SednaGammaPrime
SednaGammaPrime

Reputation: 21

Dask delayed performance issues

I'm relatively new to Dask. I'm trying to parallelize a "custom" function that doesn't use Dask containers. I would just like to speed up the computation. But my results are that when I try parallelizing with dask.delayed, it has significantly worse performance than running the serial version. Here is a minimal implementation demonstrating the issue (the code I actually want to do this with is significantly more involved :) )

import dask,time

def mysum(rng):
    # CPU intensive
    z = 0
    for i in rng:
        z += i
    return z

# serial
b = time.time(); zz = mysum(range(1, 1_000_000_000)); t = time.time() - b
print(f'time to run in serial {t}')
# parallel
ms_parallel = dask.delayed(mysum)
ss = []
ncores = 10
m = 100_000_000
for i in range(ncores):
    lower = m*i
    upper = (i+1) * m
    r = range(lower, upper)
    s = ms_parallel(r)
    ss.append(s)

j = dask.delayed(ss)
b = time.time(); yy = j.compute(); t = time.time() - b
print(f'time to run in parallel {t}')

Typical results are:

time to run in serial 55.682398080825806
time to run in parallel 135.2043571472168

It seems I'm missing something basic here.

Upvotes: 2

Views: 547

Answers (1)

mdurant
mdurant

Reputation: 28673

You are running a pure CPU-bound computation in threads by default.
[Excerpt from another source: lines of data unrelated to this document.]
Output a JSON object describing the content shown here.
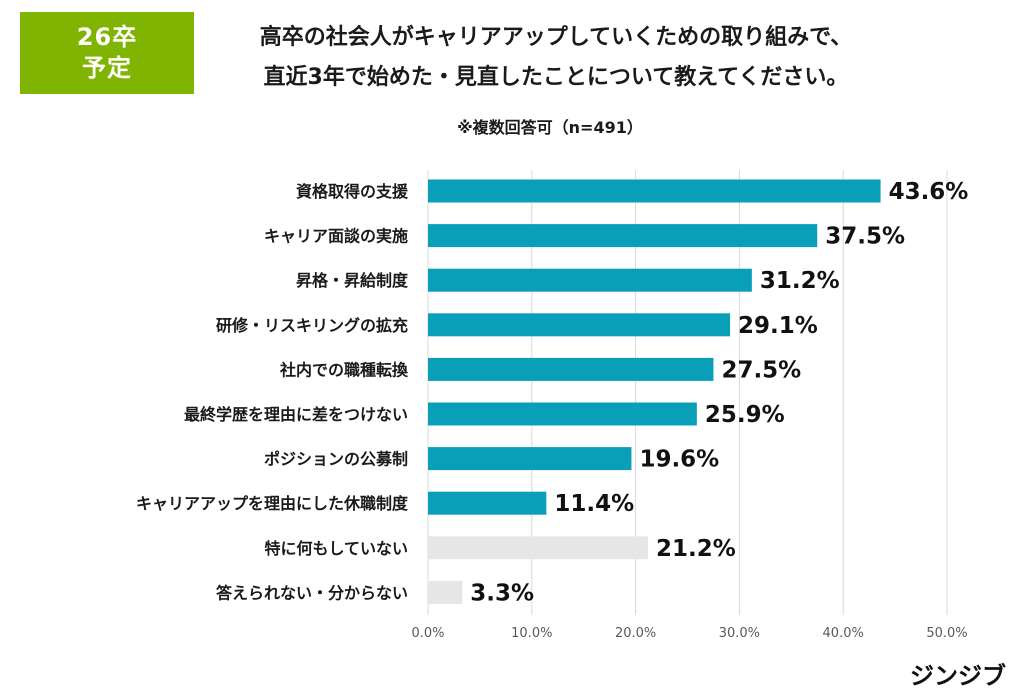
{
  "badge": {
    "line1": "26卒",
    "line2": "予定"
  },
  "header": {
    "title_line1": "高卒の社会人がキャリアアップしていくための取り組みで、",
    "title_line2": "直近3年で始めた・見直したことについて教えてください。",
    "subtitle": "※複数回答可（n=491）"
  },
  "brand": "ジンジブ",
  "chart_data": {
    "type": "bar",
    "orientation": "horizontal",
    "categories": [
      "資格取得の支援",
      "キャリア面談の実施",
      "昇格・昇給制度",
      "研修・リスキリングの拡充",
      "社内での職種転換",
      "最終学歴を理由に差をつけない",
      "ポジションの公募制",
      "キャリアアップを理由にした休職制度",
      "特に何もしていない",
      "答えられない・分からない"
    ],
    "values": [
      43.6,
      37.5,
      31.2,
      29.1,
      27.5,
      25.9,
      19.6,
      11.4,
      21.2,
      3.3
    ],
    "value_labels": [
      "43.6%",
      "37.5%",
      "31.2%",
      "29.1%",
      "27.5%",
      "25.9%",
      "19.6%",
      "11.4%",
      "21.2%",
      "3.3%"
    ],
    "bar_colors": [
      "#0a9fb8",
      "#0a9fb8",
      "#0a9fb8",
      "#0a9fb8",
      "#0a9fb8",
      "#0a9fb8",
      "#0a9fb8",
      "#0a9fb8",
      "#e6e6e6",
      "#e6e6e6"
    ],
    "xlim": [
      0,
      50
    ],
    "xticks": [
      0,
      10,
      20,
      30,
      40,
      50
    ],
    "xtick_labels": [
      "0.0%",
      "10.0%",
      "20.0%",
      "30.0%",
      "40.0%",
      "50.0%"
    ],
    "grid": true
  }
}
Because of python's Global Interpreter Lock (GIL), only one thread is actually running at a time. In short, you are only adding overhead to your original compute, due to thread switching and task executing.

To actually get faster for this workload, you should use dask-distributed. Just adding

import dask.distributed
client = dask.distributed.Client(threads_per_worker=1)

at the start of your script may well give you a decent speed up, since this invokes a certain number of processes, each with their own GIL. This scheduler becomes the default one just by creating it.

EDIT: ignore the following, I see you are already doing it :). Leaving here for others, unless people want it gone ...The second problem, for dask, is the sheer number of tasks. For any task execution system, there is an overhead associated with each task (actually, this is higher for distributed than the default threads scheduler). You could get around it by computing batches of function calls per task. This is, in practice, what dask.array and dask.dataframe do: they operate on largeish pieces of the overall problem, such that the overhead becomes small compared to the useful CPU execution time.